Sounds to me that the seller is telling you that he doesn't want the frame back.
Just my 2 cents worth.


----------



## Jesper (Nov 25, 2022)

Eric Amlie said:


> Sounds to me that the seller is telling you that he doesn't want the frame back.
> Just my 2 cents worth.



I kind of agree, but he had told me he planned on using it as wall art himself. We'll see after my next email to him.


----------



## non-fixie (Nov 27, 2022)

Always nice to see another Libertas! Thanks for posting it.

The use of Reynolds tubes and Campagnolo ends may well be an indication that is was intended for the American market. As may the use of French Reynolds decals, to give it a bit of 'ooh-la-la'. Libertas was a Flemish company and I suspect imperial tubing was used.

Your expectations were perhaps a little high, though, for this bike. With the possible exception of the BB shell 'non-conformity' (a casting error?) the finish is pretty much on par with what was made in the day by the mass producers like Libertas, Flandria and Superia.

Their customers just wanted the best bike their budget would allow. And if your budget was small, then this was it. The cost of labor was rising rapidly in the sixties, and a nicer finish would look nicer, but not make the bike any faster. 

I own a 1970 Libertas, which I bought in Belgium a few years ago. Made with unknown tubing and ends. The level of finishing (or rather lack thereof) is the same as on the frame above.

I cleaned it up a bit and built it into a bike that I have ridden in events like the Retroronde van Vlaanderen and Eroica Britannia. It feels lighter than it actually is (26 lbs) and rides nicer than I expected it to. I rather like it. FWIW.

Here it is, pictured while touring in northern France, on my way to England:


----------



## Jesper (Nov 28, 2022)

@non-fixie  You are probably a little correct about me aiming "a little high" regarding the workmanship quality since I do tend to ride higher grade bikes in general; but I still get out on my 3 speeds for the somewhat more relaxing rides. I did want a vintage lightweight touring frame though, and this would have fit the bill in that aspect.

I have an old Nishiki Gran Tour 15 that was gifted to me for delivering a bike to another member on one of my, as @juvela would say, peregrinations.
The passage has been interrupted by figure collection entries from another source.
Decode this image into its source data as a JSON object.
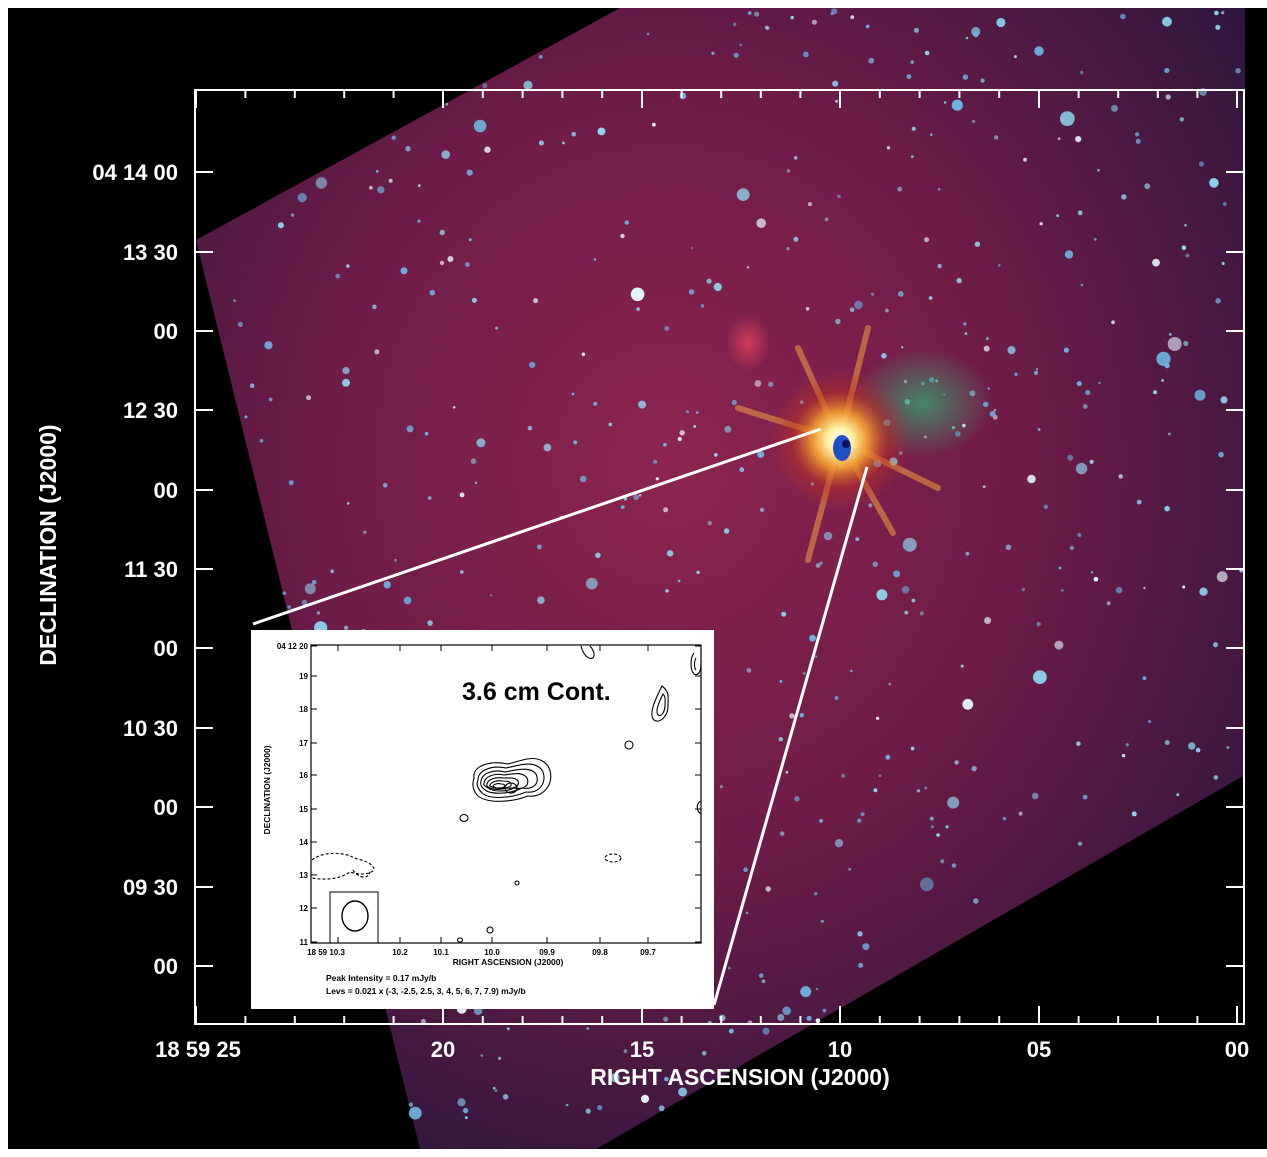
{
  "main_plot": {
    "y_axis_title": "DECLINATION (J2000)",
    "x_axis_title": "RIGHT ASCENSION (J2000)",
    "y_tick_labels": [
      "04 14 00",
      "13 30",
      "00",
      "12 30",
      "00",
      "11 30",
      "00",
      "10 30",
      "00",
      "09 30",
      "00"
    ],
    "x_tick_labels": [
      "18 59 25",
      "20",
      "15",
      "10",
      "05",
      "00"
    ],
    "colors": {
      "background": "#000000",
      "nebula": "#7a1f45",
      "stars": "#8fd8f0",
      "source_core": "#ffd060"
    }
  },
  "inset": {
    "title": "3.6 cm Cont.",
    "y_axis_title": "DECLINATION (J2000)",
    "x_axis_title": "RIGHT ASCENSION (J2000)",
    "y_tick_labels": [
      "04 12 20",
      "19",
      "18",
      "17",
      "16",
      "15",
      "14",
      "13",
      "12",
      "11"
    ],
    "x_tick_labels": [
      "18 59 10.3",
      "10.2",
      "10.1",
      "10.0",
      "09.9",
      "09.8",
      "09.7"
    ],
    "peak_intensity": "Peak Intensity =  0.17 mJy/b",
    "levels": "Levs = 0.021 x (-3, -2.5, 2.5, 3, 4, 5, 6, 7, 7.9) mJy/b"
  }
}
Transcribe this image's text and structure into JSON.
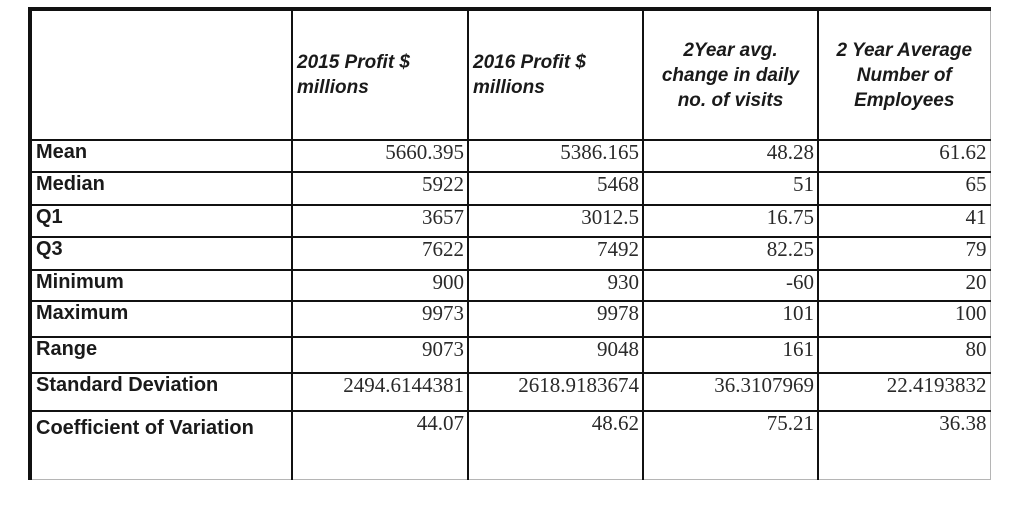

I showed up at the guy's place went and on a nice relaxing ride of his area with him. I had merely asked for a 6 pack of the local beers (which he provided!); but he surprised me with the Nishiki frame.

I never built it up, so it is now in my sights again. It is smaller than the Libertas, but I think it is bigger than I remembered having taken another look at it; maybe 1 cm smaller height and reach. I never have built up a Japanese bike from scratch so I guess I will learn what I need on it since I have no idea as to BB threading or length, steerer threads, etc. I've got plenty of Japanese derailleurs, bars, stems, seat posts, and pedals I've gathered through the years, so I only need a wheelset, BB, and headset to get it on the road.


----------



## Eric Amlie (Nov 29, 2022)

Jesper said:


> @non-fixieI have an old Nishiki Gran Tour 15 that was gifted to me for delivering a bike to another member on one of my, as @juvela would say, *peregrinations*.




Thanks for the new word. I've never heard it before.
Always enjoy learning new things!


----------



## non-fixie (Nov 29, 2022)

Eric Amlie said:


> Thanks for the new word. I've never heard it before.
> Always enjoy learning new things!




Be vigilant, though. As you can see one runs a certain risque that prolonged exposure of one's occipital receptors to textiliums frequented by @juvela can lead becoming afflicted.  🙂


----------